The apprentice pulled it from the stack and propped it on a chair so that the light from a skylight fell on the canvas, which showed a young woman sitting at a table with her head cocked in what was almost but not quite a belligerent fashion. Her right hand was resting on a pile of books while her left held an hourglass. Her red hair was piled high to reveal a long and slender neck that was circled by sapphires. She was wearing a dress of silver and blue with white lace at the neck and wrists. Her eyes stared boldly out of the canvas and added to the suggestion of belligerence, which was softened by the mere suspicion that she was about to smile.

‘Now that,’ Sir George said reverently, ‘is a very clever young lady. And be careful with it, Barney, it’s going for varnishing this afternoon. You like it, Captain?’

‘It’s—’ Sandman paused, wanting a word that would flatter Sir George, ‘it’s wonderful,’ he said lamely.

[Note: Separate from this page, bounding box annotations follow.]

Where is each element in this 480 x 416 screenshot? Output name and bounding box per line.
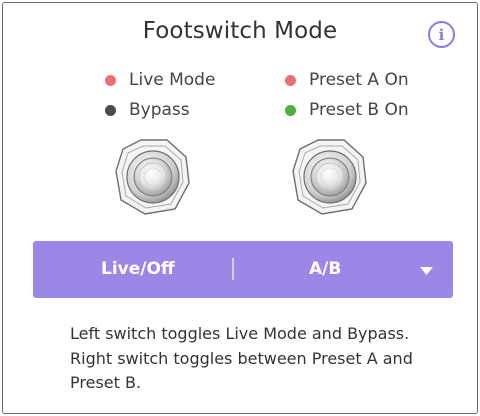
page-title: Footswitch Mode	[142, 18, 338, 44]
legend-item-preset-b: Preset B On	[285, 95, 409, 125]
footswitch-mode-panel: Footswitch Mode i Live Mode Bypass Prese…	[2, 2, 478, 414]
mode-divider	[232, 258, 234, 280]
green-led-dot	[285, 104, 296, 116]
right-switch-mode-label: A/B	[309, 259, 342, 279]
description-line: Left switch toggles Live Mode and Bypass…	[70, 324, 410, 343]
legend-item-live-mode: Live Mode	[105, 65, 215, 95]
dark-led-dot	[105, 104, 116, 116]
description-line: Right switch toggles between Preset A an…	[70, 348, 413, 368]
footswitch-icon	[292, 139, 367, 215]
right-footswitch[interactable]	[290, 137, 370, 221]
info-button[interactable]: i	[428, 21, 455, 48]
legend-item-preset-a: Preset A On	[285, 65, 409, 95]
footswitch-icon	[115, 139, 190, 215]
red-led-dot	[105, 74, 116, 86]
legend-label: Bypass	[129, 100, 190, 120]
chevron-down-icon[interactable]	[420, 267, 433, 275]
description-line: Preset B.	[70, 373, 142, 392]
red-led-dot	[285, 74, 296, 86]
left-switch-mode-label: Live/Off	[101, 259, 175, 279]
info-icon: i	[438, 25, 445, 44]
legend-item-bypass: Bypass	[105, 95, 215, 125]
mode-description: Left switch toggles Live Mode and Bypass…	[70, 322, 450, 396]
legend-label: Live Mode	[129, 70, 216, 90]
legend-label: Preset B On	[309, 100, 409, 120]
legend-label: Preset A On	[309, 70, 409, 90]
legend-right-switch: Preset A On Preset B On	[285, 65, 409, 125]
left-footswitch[interactable]	[113, 137, 193, 221]
legend-left-switch: Live Mode Bypass	[105, 65, 215, 125]
mode-selector-dropdown[interactable]: Live/Off A/B	[33, 241, 453, 298]
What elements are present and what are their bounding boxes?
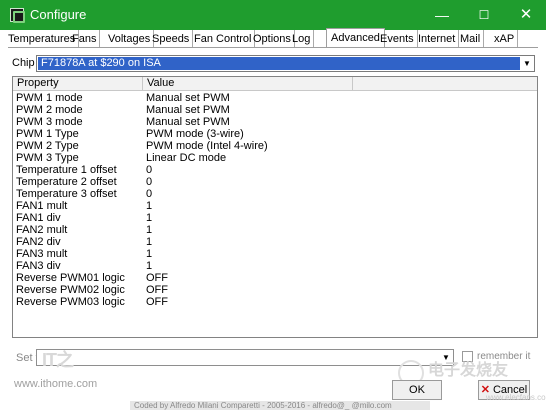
ok-label: OK	[409, 384, 425, 396]
value-cell: 1	[146, 212, 153, 224]
watermark-logo: IT之	[42, 346, 90, 372]
value-cell: OFF	[146, 284, 168, 296]
property-cell: FAN3 mult	[16, 248, 68, 260]
table-row[interactable]: PWM 2 mode Manual set PWM	[13, 104, 537, 116]
tab-internet[interactable]: Internet	[418, 30, 460, 48]
value-cell: 0	[146, 188, 153, 200]
value-cell: 1	[146, 260, 153, 272]
table-row[interactable]: PWM 3 Type Linear DC mode	[13, 152, 537, 164]
property-cell: PWM 3 mode	[16, 116, 83, 128]
tab-fans[interactable]: Fans	[72, 30, 101, 48]
property-cell: PWM 3 Type	[16, 152, 79, 164]
property-cell: PWM 1 mode	[16, 92, 83, 104]
value-cell: PWM mode (3-wire)	[146, 128, 244, 140]
property-cell: Reverse PWM01 logic	[16, 272, 125, 284]
watermark-right-text: 电子发烧友	[428, 362, 509, 379]
value-cell: OFF	[146, 272, 168, 284]
maximize-button[interactable]: ☐	[464, 0, 504, 30]
table-row[interactable]: FAN1 div 1	[13, 212, 537, 224]
table-row[interactable]: Reverse PWM01 logic OFF	[13, 272, 537, 284]
tab-divider	[8, 47, 538, 48]
tab-advanced[interactable]: Advanced	[326, 28, 385, 48]
minimize-button[interactable]: —	[422, 0, 462, 30]
value-cell: OFF	[146, 296, 168, 308]
table-row[interactable]: Reverse PWM03 logic OFF	[13, 296, 537, 308]
table-row[interactable]: PWM 2 Type PWM mode (Intel 4-wire)	[13, 140, 537, 152]
value-cell: Manual set PWM	[146, 116, 230, 128]
value-cell: Manual set PWM	[146, 92, 230, 104]
close-button[interactable]: ✕	[506, 0, 546, 30]
property-cell: FAN1 div	[16, 212, 61, 224]
table-body: PWM 1 mode Manual set PWM PWM 2 mode Manual…	[13, 92, 537, 308]
ok-button[interactable]: OK	[392, 380, 442, 400]
tab-speeds[interactable]: Speeds	[152, 30, 194, 48]
table-row[interactable]: Temperature 3 offset 0	[13, 188, 537, 200]
table-header: Property Value	[13, 77, 537, 91]
value-cell: Linear DC mode	[146, 152, 227, 164]
property-cell: Reverse PWM03 logic	[16, 296, 125, 308]
tab-temperatures[interactable]: Temperatures	[8, 30, 80, 48]
tab-voltages[interactable]: Voltages	[108, 30, 155, 48]
properties-table: Property Value PWM 1 mode Manual set PWM P…	[12, 76, 538, 338]
table-row[interactable]: Reverse PWM02 logic OFF	[13, 284, 537, 296]
property-cell: PWM 2 mode	[16, 104, 83, 116]
table-row[interactable]: PWM 1 mode Manual set PWM	[13, 92, 537, 104]
tab-mail[interactable]: Mail	[460, 30, 485, 48]
property-cell: FAN2 div	[16, 236, 61, 248]
set-to-combo[interactable]: ▼	[36, 349, 454, 366]
table-row[interactable]: PWM 3 mode Manual set PWM	[13, 116, 537, 128]
tab-events[interactable]: Events	[380, 30, 418, 48]
window-title: Configure	[30, 7, 87, 22]
property-cell: PWM 2 Type	[16, 140, 79, 152]
column-header-property[interactable]: Property	[13, 77, 143, 91]
watermark-right-url: www.elecfans.com	[486, 393, 546, 402]
table-row[interactable]: FAN2 div 1	[13, 236, 537, 248]
chevron-down-icon[interactable]: ▼	[521, 57, 533, 70]
table-row[interactable]: PWM 1 Type PWM mode (3-wire)	[13, 128, 537, 140]
property-cell: FAN2 mult	[16, 224, 68, 236]
chip-select[interactable]: F71878A at $290 on ISA ▼	[36, 55, 535, 72]
app-icon	[10, 8, 25, 23]
value-cell: 1	[146, 200, 153, 212]
property-cell: FAN3 div	[16, 260, 61, 272]
footer-credits: Coded by Alfredo Milani Comparetti - 200…	[130, 401, 430, 410]
value-cell: 1	[146, 248, 153, 260]
tab-xap[interactable]: xAP	[494, 30, 519, 48]
title-bar: Configure — ☐ ✕	[0, 0, 546, 30]
table-row[interactable]: Temperature 2 offset 0	[13, 176, 537, 188]
property-cell: PWM 1 Type	[16, 128, 79, 140]
value-cell: 1	[146, 236, 153, 248]
value-cell: 0	[146, 176, 153, 188]
value-cell: 1	[146, 224, 153, 236]
table-row[interactable]: FAN3 div 1	[13, 260, 537, 272]
tab-log[interactable]: Log	[292, 30, 315, 48]
chip-label: Chip	[12, 57, 35, 69]
property-cell: Reverse PWM02 logic	[16, 284, 125, 296]
tab-fan-control[interactable]: Fan Control	[194, 30, 256, 48]
property-cell: Temperature 1 offset	[16, 164, 117, 176]
watermark-logo-text: IT之	[42, 350, 74, 370]
column-header-empty	[353, 77, 537, 91]
tab-options[interactable]: Options	[253, 30, 295, 48]
chip-selected-value: F71878A at $290 on ISA	[38, 57, 520, 70]
property-cell: Temperature 3 offset	[16, 188, 117, 200]
table-row[interactable]: Temperature 1 offset 0	[13, 164, 537, 176]
value-cell: Manual set PWM	[146, 104, 230, 116]
property-cell: FAN1 mult	[16, 200, 68, 212]
property-cell: Temperature 2 offset	[16, 176, 117, 188]
value-cell: 0	[146, 164, 153, 176]
tab-strip: Temperatures Fans Voltages Speeds Fan Contro…	[8, 28, 538, 48]
table-row[interactable]: FAN1 mult 1	[13, 200, 537, 212]
watermark-left-url: www.ithome.com	[14, 378, 98, 390]
table-row[interactable]: FAN2 mult 1	[13, 224, 537, 236]
column-header-value[interactable]: Value	[143, 77, 353, 91]
table-row[interactable]: FAN3 mult 1	[13, 248, 537, 260]
value-cell: PWM mode (Intel 4-wire)	[146, 140, 268, 152]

‘It is indeed,’ Sir George said enthusiastically, stepping away from Nelson’s half-finished apotheosis to admire the young woman whose red hair was brushed away from a forehead that was high and broad, whose nose was straight and long and whose mouth was generous and wide, and who had been painted in a lavish sitting room beneath a wall of ancestral portraits which suggested she came from a family of great antiquity, though in truth her father was the son of an apothecary and her mother a parson’s daughter who was considered to have married beneath herself. ‘Miss Eleanor Forrest,’ Sir George said. ‘Her nose is too long, her chin too sharp, her eyes more widely spaced than convention would allow to be beautiful, her hair is lamentably red and her mouth is too lavish, yet the effect is extraordinary, is it not?’

‘It is,’ Sandman said fervently.

‘Yet of all the young woman’s attributes,’ Sir George had entirely dropped his bantering manner and was speaking with real warmth, ‘it is her intelligence I most admire. I fear she is to be wasted in marriage.’